Summarise:
- ‘diabetes‘ and ‘obesity‘ datasets are joined using inner join on the ‘FIPS’ column, creating a new data frame named ‘obesity_diabetes.’ This merge combines data related to diabetes and obesity based on a common identifier.
- Histograms are plotted to visualize the relationship between the ‘%DIABETIC’ and ‘% OBESE’ columns within the ‘obesity_diabetes‘ data frame to provide insights about the distributions.
- Distribution of “% DIABETIC”:
- The provided statistics (mean, median, mode, skew, and kurtosis) on the plot “Distribution of “% DIABETIC“ is relatively close to being normally distributed.
- Mean (7.14), Median (7.0), and Mode (6.90) are quite close to each other, which is a positive sign for normality.
- Skewness (0.09) indicates that it is a slight right-skewed distribution, but it is very close to zero. whereas in normal distribution skewness is zero. There may be some outliers on the right side of the distribution.
- Kurtosis (2.76) indicates that the distribution has heavier tails. Kurtosis of the normal distribution is 3.0. The distribution has more extreme values of outliers than a normal distribution, and we can see a small peakedness near the skewed region (right side).
- Distribution of “% OBESE”:
- Even though mean, median, and mode are close to each other, skewness and kurtosis give a clearer view of the distribution.
- Skewness (-2.69) indicates that it is a left-skewed distribution.
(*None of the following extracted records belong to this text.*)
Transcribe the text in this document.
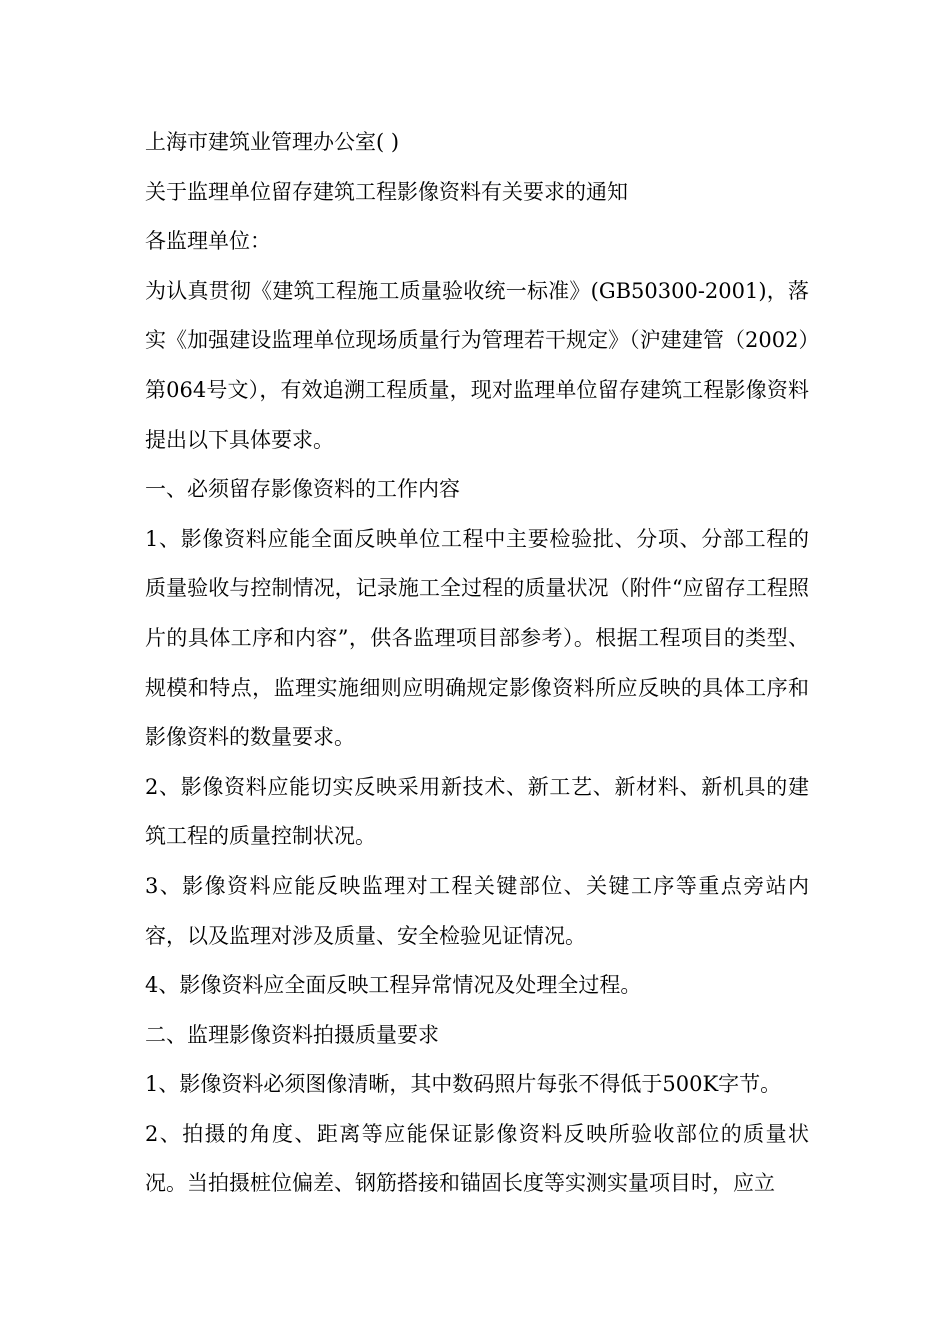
上海市建筑业管理办公室( )

关于监理单位留存建筑工程影像资料有关要求的通知

各监理单位：

为认真贯彻《建筑工程施工质量验收统一标准》(GB50300-2001)，落实《加强建设监理单位现场质量行为管理若干规定》（沪建建管（2002）第064号文），有效追溯工程质量，现对监理单位留存建筑工程影像资料提出以下具体要求。

一、必须留存影像资料的工作内容

1、影像资料应能全面反映单位工程中主要检验批、分项、分部工程的质量验收与控制情况，记录施工全过程的质量状况（附件“应留存工程照片的具体工序和内容”，供各监理项目部参考）。根据工程项目的类型、规模和特点，监理实施细则应明确规定影像资料所应反映的具体工序和影像资料的数量要求。

2、影像资料应能切实反映采用新技术、新工艺、新材料、新机具的建筑工程的质量控制状况。

3、影像资料应能反映监理对工程关键部位、关键工序等重点旁站内容，以及监理对涉及质量、安全检验见证情况。

4、影像资料应全面反映工程异常情况及处理全过程。

二、监理影像资料拍摄质量要求

1、影像资料必须图像清晰，其中数码照片每张不得低于500K字节。

2、拍摄的角度、距离等应能保证影像资料反映所验收部位的质量状况。当拍摄桩位偏差、钢筋搭接和锚固长度等实测实量项目时，应立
The tails on the left side are longer than the right side suggesting that there are so many outliers on the left side of the distribution.
- Kurtosis (12.32) is an extremely high value, much higher than the kurtosis of normal distribution i.e., 3. It suggests that the distribution has heavier tails compared to the normal distribution which indicates that the distribution has many extreme values, i.e., outliers.